The Renaissance Mathematicus has an answer. His answer is somewhat negative.
This claim is based on a misrepresentation of what al-Haytham did. He did not as the article claims introduce the scientific method, whatever that might be. For a limited part of his work al-Haytham used experiments to prove points, for the majority of it he reasoned in exactly the same way as the Greek philosophers whose heir he was. Even where he used the experimental method he was doing nothing that could not be found in the work of Archimedes or Ptolemaeus. There is also an interesting discussion outlined in Peter Dear’s Discipline and Experience (1995) as to whether al-Haytham used or understood experiments in the same ways as researchers in the seventeenth-century; Dear concludes that he doesn’t. (pp. 51-53)Now it takes a bit of searching and reading on the Internet to find the other side of the hagiographic coin that Monckton seems to have taken. There are plenty of, mostly cloned, pieces that push Al-Haytham's claim to be the father of the scientific method. I posit that Monckton doesn't have the historical or scientific understanding that enables him to be sceptical of the claims for Al-Haytham to be anything on the scientific method, other than that he had a quotable quote:
“The seeker after truth is not one who studies the writings of the ancients and, following his natural disposition, puts his trust in them," the first scientist wrote, "but rather the one who suspects his faith in them and questions what he gathers from them, the one who submits to argument and demonstration and not the sayings of human beings whose nature is fraught with all kinds of imperfection and deficiency. Thus the duty of the man who investigates the writings of scientists, if learning the truth is his goal, is to make himself an enemy of all that he reads, and, applying his mind to the core and margins of its content, attack it from every side. he should also suspect himself as he performs his critical examination of it, so that he may avoid falling into either prejudice or leniency.”Curiously, if Monckton had followed this, he might not have fallen into the lazy interpretation of the idea of scientific method and might have learned a whole lot more.

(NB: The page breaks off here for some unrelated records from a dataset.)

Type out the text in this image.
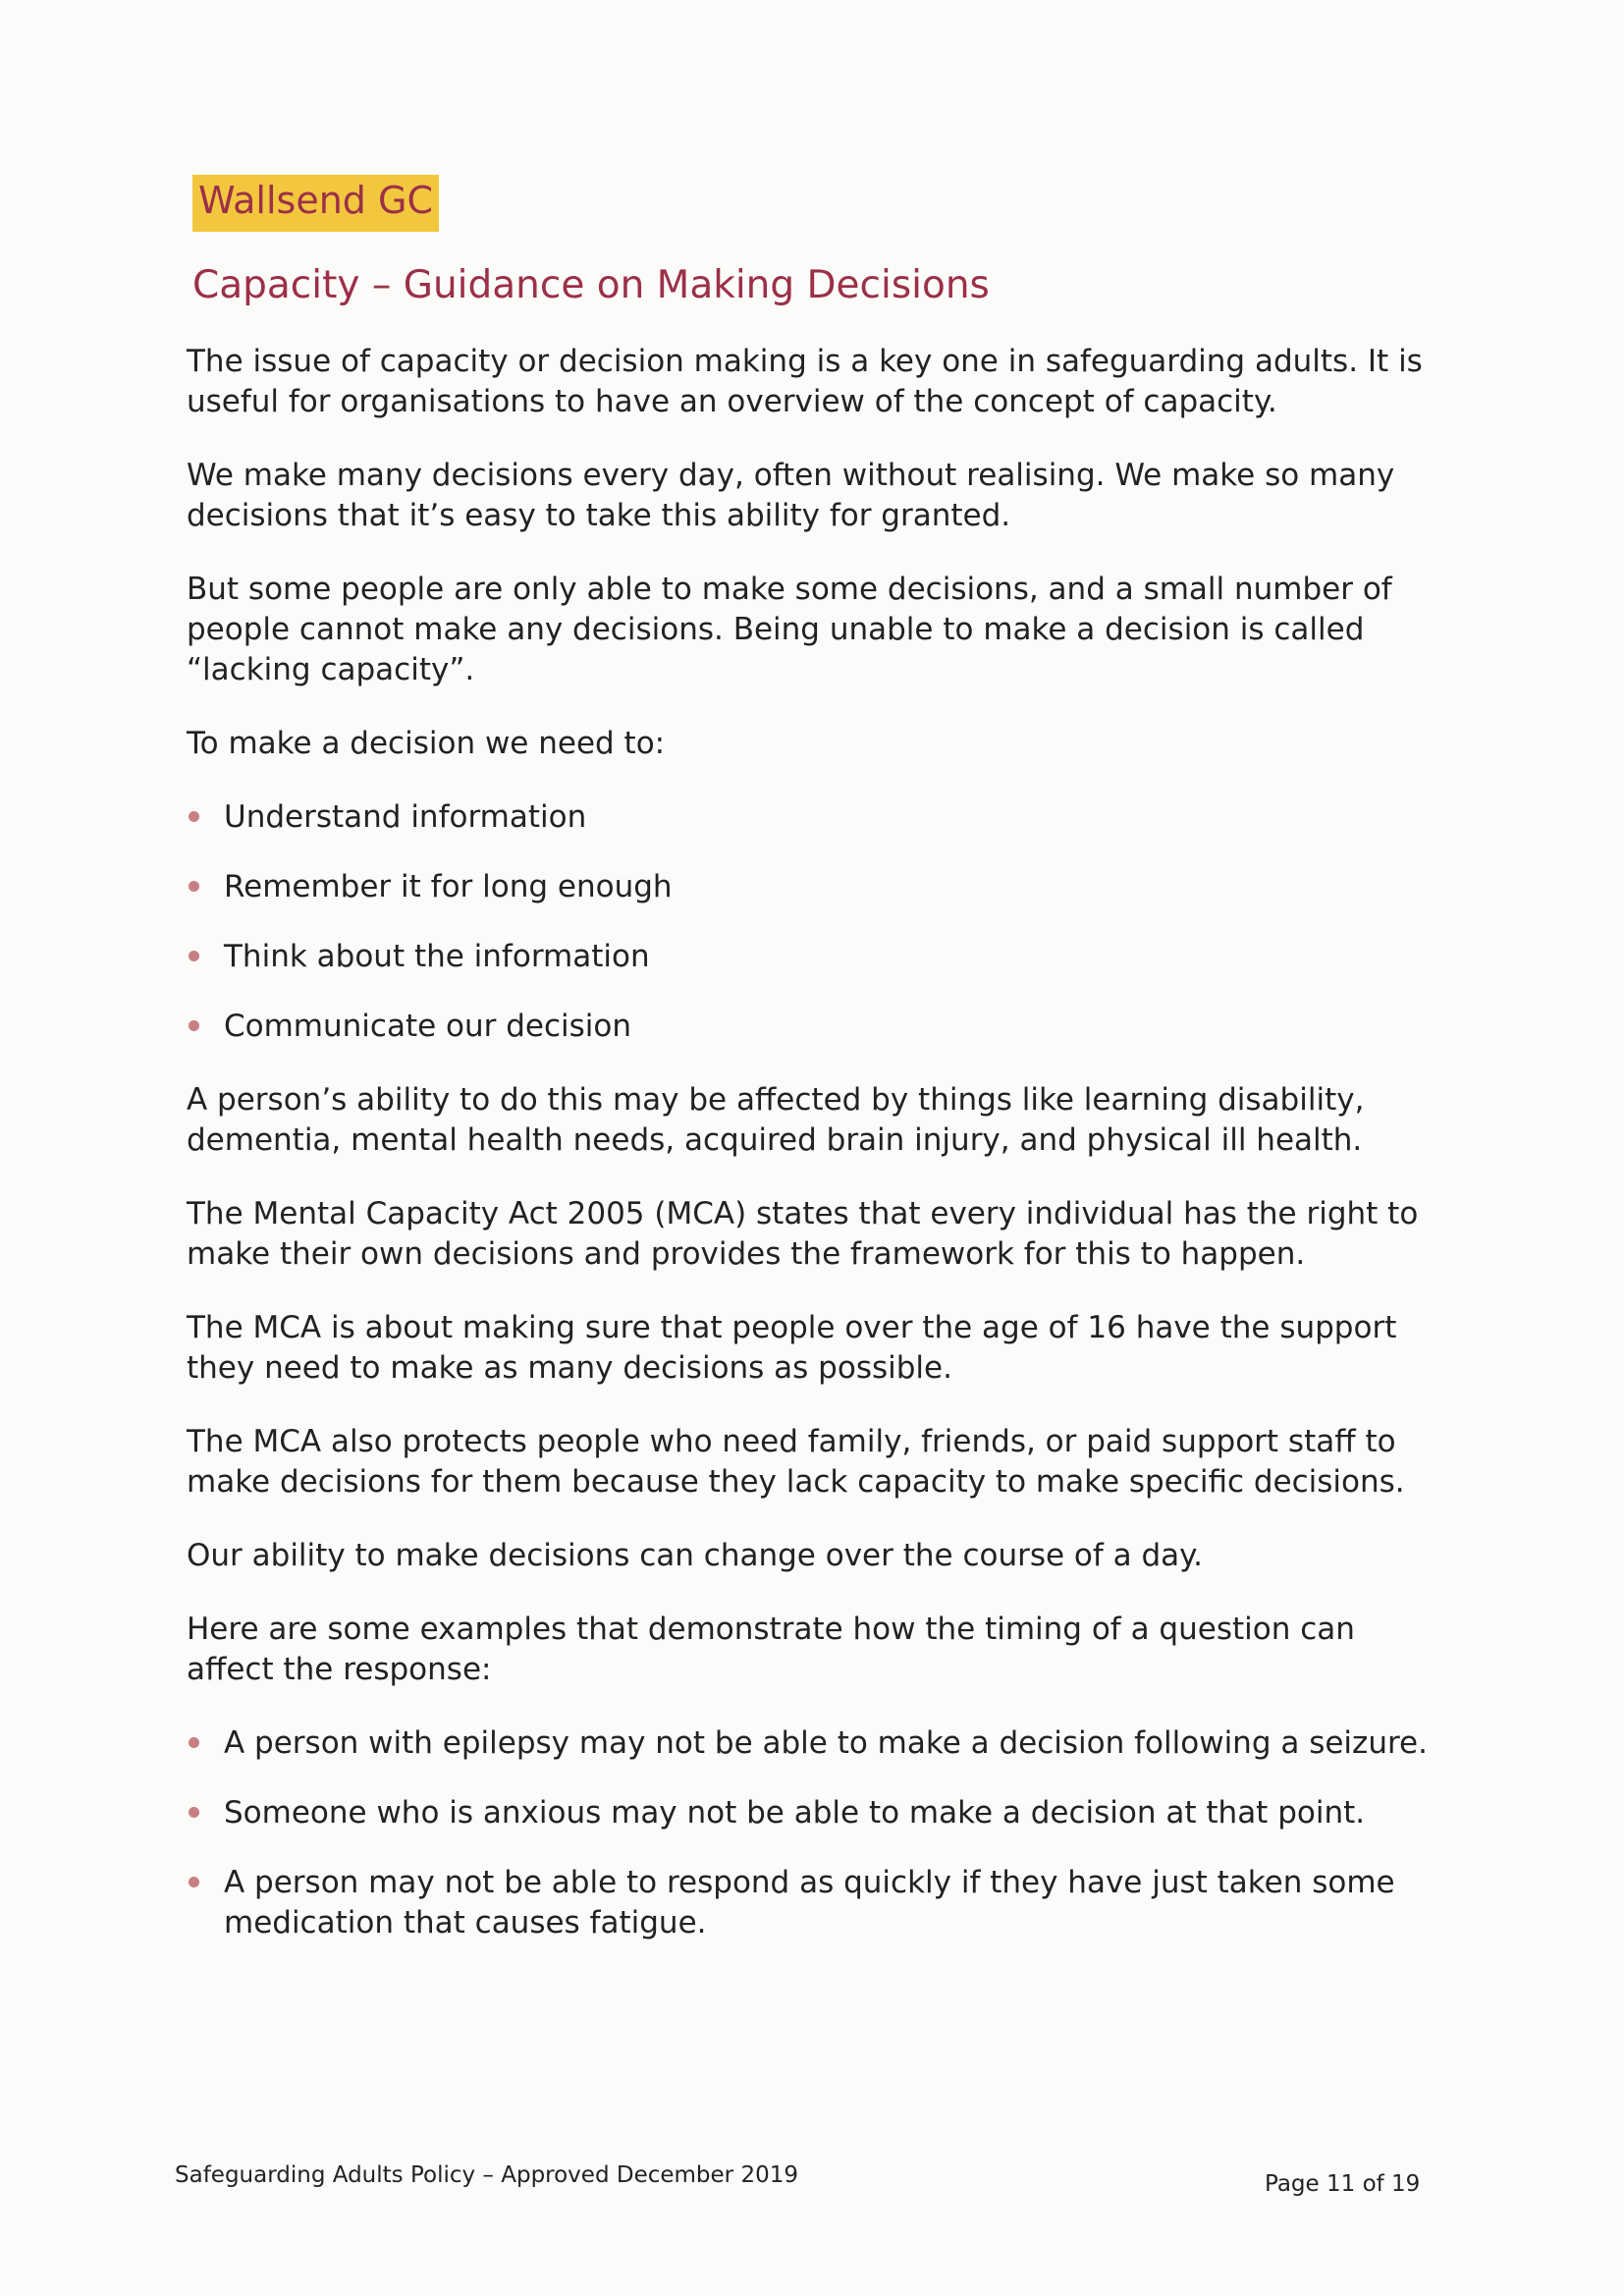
Wallsend GC
Capacity – Guidance on Making Decisions

The issue of capacity or decision making is a key one in safeguarding adults. It is useful for organisations to have an overview of the concept of capacity.

We make many decisions every day, often without realising. We make so many decisions that it’s easy to take this ability for granted.

But some people are only able to make some decisions, and a small number of people cannot make any decisions. Being unable to make a decision is called “lacking capacity”.

To make a decision we need to:

Understand information
Remember it for long enough
Think about the information
Communicate our decision

A person’s ability to do this may be affected by things like learning disability, dementia, mental health needs, acquired brain injury, and physical ill health.

The Mental Capacity Act 2005 (MCA) states that every individual has the right to make their own decisions and provides the framework for this to happen.

The MCA is about making sure that people over the age of 16 have the support they need to make as many decisions as possible.

The MCA also protects people who need family, friends, or paid support staff to make decisions for them because they lack capacity to make specific decisions.

Our ability to make decisions can change over the course of a day.

Here are some examples that demonstrate how the timing of a question can affect the response:

A person with epilepsy may not be able to make a decision following a seizure.
Someone who is anxious may not be able to make a decision at that point.
A person may not be able to respond as quickly if they have just taken some medication that causes fatigue.
Safeguarding Adults Policy – Approved December 2019	Page 11 of 19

But Monckton doesn't do that. He is very rigid about rules. The number of times he whines about the behaviour of scientists, their supposedly transgressions of academic behaviour and so on, is immense. I won't bother cataloguing any. They are not hard to find. Monckton has a childish belief that science should be done one way and one way only. He clings to this Platonic ideal and when it doesn't come up to his standard, he cries foul.
I actually began to write a different post. I was thinking about explaining why fake skeptics are fake. Monckton's love of rules is one way (just think his inability to accept that he is not, no matter how one looks at it, a member of the House of Lords, especially when the keeper of the rule book has said he isn't). Fake skeptics (let's call them deniers) seem to think they are the referees in a game that is called science. They are not. The scientific method, whatever it is, changes, evolves and mutates as new techniques arise. Is theoretical physics science? Is string theory science? Is astrology science? Popper tried to deal with this demarcation dispute and didn't succeed.
Just as art is indefinable yet we recognise it when we see it, so is science to a large extent. It is not an algorithm or a single way of doing things. It is a way of thinking. It is scepticism with limits. Those limits are defined by the evidence available. The fake skeptic, the denier, do not see those limits. Instead, they try to break them, bend them and twist them to fit the result they have predetermined. And when that doesn't work, they cry foul.
Monckton doesn't understand the scientific method. Now there's no surprise. Now if Monckton wants to see what real scholarship can achieve, he could do better than read what I have been reading.
Sort of conflict of interest: the author of the site quoted on Al-Haytham went to the rival school to the one I attended.